Whenever Middle East tensions escalate, oil prices spike upward, which for Japan is almost equivalent to an "inflation accelerator." Japan relies on imports for about 90% of its energy, so when oil prices rise, costs immediately translate to electricity, transportation, and raw material prices, naturally pushing CPI higher. What's even more troublesome is that the yen has been underperforming lately, weakening to nearly 160 against the US dollar.
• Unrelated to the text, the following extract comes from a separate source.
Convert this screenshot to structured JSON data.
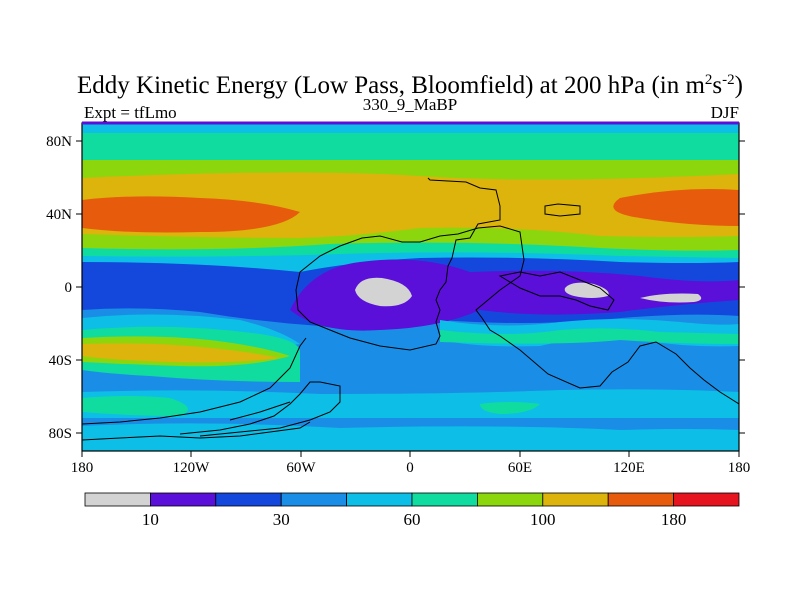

This combination of weak yen + high oil prices is almost the classic template for imported inflation.

So the Bank of Japan is currently in quite a dilemma.

On one hand, both inflation and exchange rates are applying pressure, theoretically giving reasons to lean hawkish; on the other hand, this inflation is more cost-driven, essentially "adding a tax on consumer spending." If rate hikes are rushed through, they could directly suppress the already-fragile consumption recovery.

The market's prevailing view is: March will likely be a wait-and-see, with the real window for action possibly coming in April or July.

In other words, the Bank of Japan is currently walking a tightrope—
Inflation and exchange rates on the left, economic recovery on the right.
Too fast a step, and you might miss the wire; too slow a step, and the yen will continue lying flat.